John Michael Maughan, 26, and two teens from North London were arrested in connection with the theft of the 1696 Stradivarius, British Transport Police said.

The three were in West London Magistrates Court on Thursday, police said.

The teens were released but Maughan was detained

Police said the violin, valued at $1.88 million, was stolen near a train station in central London earlier this month.

The owner, a 32-year-old musician who wishes to remain anonymous, noticed her black, rectangular violin case was taken and called police.

Along with the violin, the case contained a Peccatte bow, valued at $97,400, and another bow, made by the School of Bazin, valued at more than $7,800, police said.

"These items hold enormous sentimental and professional value for the victim, but although they are extremely valuable, it would be difficult to sell them on as they are so rare and distinctive that they will be easily recognized as stolen property," said Detective Inspector Andy Rose.

"We are continuing to follow a number of leads as part of our investigation into this theft, have spoken with a number of people who were at Euston station," Rose said.

Stradivarius violins were made by the world's most celebrated violin maker, Antonio Stradivari, in the 1600s.

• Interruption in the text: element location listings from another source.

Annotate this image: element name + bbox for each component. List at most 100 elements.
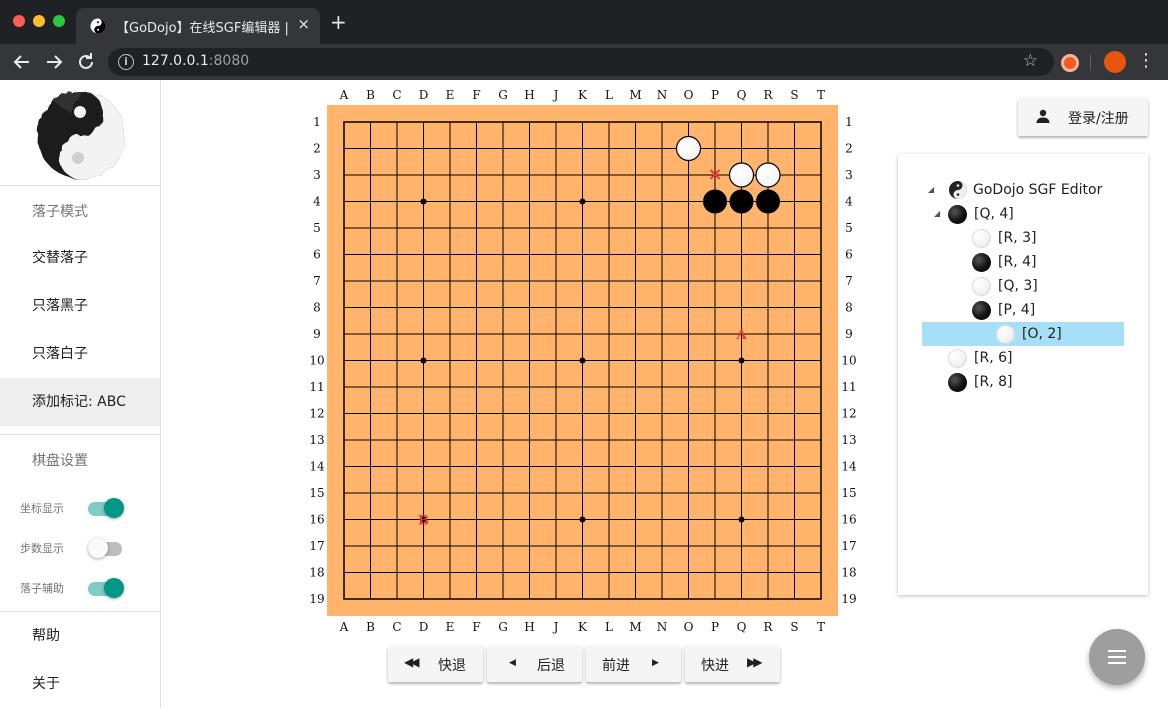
fab-menu-button[interactable] [1089,629,1145,685]
star-point [579,357,586,364]
address-bar[interactable]: i 127.0.0.1:8080 ☆ [108,48,1054,76]
column-label: A [339,88,349,102]
row-label: 1 [313,115,321,129]
profile-avatar-icon[interactable] [1104,51,1126,73]
tree-node[interactable]: [R, 4] [952,250,1102,274]
back-button[interactable]: ◀ 后退 [487,646,582,682]
black-stone-icon [948,373,967,392]
star-point [579,516,586,523]
tree-node[interactable]: [R, 8] [928,370,1078,394]
row-label: 4 [845,195,853,209]
toolbar-divider [1090,54,1091,70]
tree-node[interactable]: ◢ [Q, 4] [928,202,1078,226]
column-label: D [419,88,429,102]
column-label: N [657,620,668,634]
login-label: 登录/注册 [1068,111,1129,127]
minimize-window-button[interactable] [33,15,45,27]
column-label: L [605,88,613,102]
browser-menu-icon[interactable]: ⋮ [1136,49,1156,73]
placement-assist-toggle[interactable] [88,578,124,598]
row-label: 13 [309,433,324,447]
tree-node[interactable]: [R, 3] [952,226,1102,250]
fast-forward-button[interactable]: 快进 ▶▶ [685,646,780,682]
browser-tab-bar: 【GoDojo】在线SGF编辑器 | SGF × + [0,0,1168,44]
row-label: 9 [845,327,853,341]
fast-back-button[interactable]: ◀◀ 快退 [388,646,483,682]
column-label: B [366,620,375,634]
tree-node[interactable]: [Q, 3] [952,274,1102,298]
star-point [420,198,427,205]
column-label: E [446,620,455,634]
collapse-arrow-icon[interactable]: ◢ [934,202,940,226]
browser-toolbar: i 127.0.0.1:8080 ☆ ⋮ [0,44,1168,80]
tree-node[interactable]: [P, 4] [952,298,1102,322]
column-label: B [366,88,375,102]
mode-item-add-marker[interactable]: 添加标记: ABC [0,378,160,426]
row-label: 12 [841,407,856,421]
back-label: 后退 [537,658,565,674]
column-label: C [392,620,401,634]
forward-arrow-icon[interactable] [42,50,66,74]
tree-node-label: [R, 8] [974,374,1013,390]
row-label: 6 [845,248,853,262]
sidebar-divider [0,434,160,435]
column-label: N [657,88,668,102]
move-numbers-toggle[interactable] [88,538,124,558]
tree-root-label: GoDojo SGF Editor [973,182,1103,198]
star-point [579,198,586,205]
black-stone [703,189,727,214]
column-label: R [763,620,773,634]
star-point [738,516,745,523]
login-register-button[interactable]: 登录/注册 [1018,98,1148,136]
board-marker: A [735,328,747,343]
help-menu-item[interactable]: 帮助 [0,612,160,660]
collapse-arrow-icon[interactable]: ◢ [928,178,934,202]
tree-node[interactable]: [R, 6] [928,346,1078,370]
new-tab-button[interactable]: + [330,11,347,33]
toggle-row-placement-assist: 落子辅助 [0,574,160,602]
row-label: 15 [309,486,324,500]
column-label: M [629,620,641,634]
fast-forward-label: 快进 [701,658,729,674]
forward-label: 前进 [602,658,630,674]
coordinates-toggle[interactable] [88,498,124,518]
back-arrow-icon[interactable] [10,50,34,74]
browser-tab[interactable]: 【GoDojo】在线SGF编辑器 | SGF × [76,8,320,44]
white-stone-icon [948,349,967,368]
column-label: A [339,620,349,634]
close-window-button[interactable] [13,15,25,27]
column-label: H [524,88,534,102]
white-stone [675,135,702,162]
bookmark-star-icon[interactable]: ☆ [1023,51,1038,71]
extension-icon[interactable] [1061,54,1079,72]
about-menu-item[interactable]: 关于 [0,660,160,708]
column-label: F [472,620,480,634]
mode-item-white-only[interactable]: 只落白子 [0,330,160,378]
row-label: 16 [841,513,856,527]
go-board[interactable]: AABBCCDDEEFFGGHHJJKKLLMMNNOOPPQQRRSSTT1 1… [300,80,880,640]
reload-icon[interactable] [74,50,98,74]
mode-item-alternate[interactable]: 交替落子 [0,234,160,282]
row-label: 5 [845,221,853,235]
white-stone-icon [972,277,991,296]
board-marker: B [418,514,429,529]
column-label: T [817,620,825,634]
sidebar: 落子模式 交替落子 只落黑子 只落白子 添加标记: ABC 棋盘设置 坐标显示 … [0,80,161,708]
yin-yang-icon [949,181,967,199]
close-tab-icon[interactable]: × [297,15,310,33]
column-label: S [790,620,798,634]
row-label: 4 [313,195,321,209]
forward-button[interactable]: 前进 ▶ [586,646,681,682]
maximize-window-button[interactable] [53,15,65,27]
site-info-icon[interactable]: i [118,54,134,70]
row-label: 8 [313,301,321,315]
mode-item-black-only[interactable]: 只落黑子 [0,282,160,330]
column-label: K [578,620,588,634]
row-label: 11 [841,380,856,394]
tree-node-label: [Q, 3] [998,278,1038,294]
column-label: O [684,88,694,102]
row-label: 14 [309,460,325,474]
tree-node[interactable]: [O, 2] [922,322,1124,346]
row-label: 10 [841,354,856,368]
tree-root-node[interactable]: ◢ GoDojo SGF Editor [928,178,1128,202]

It is thought that from 1666, the Cremona, Italy-born Stradivari made 1,116 instruments, of which more than 600 are still in existence, including violas, cellos, mandolins and guitars.

During the 18th century, his unrivaled reputation extended throughout Europe where his instruments were coveted by royalty, aristocracy, church dignitaries and top musicians because of the extraordinary sound they were capable of producing.

Stradivari made his last violin in 1737 when he was 92.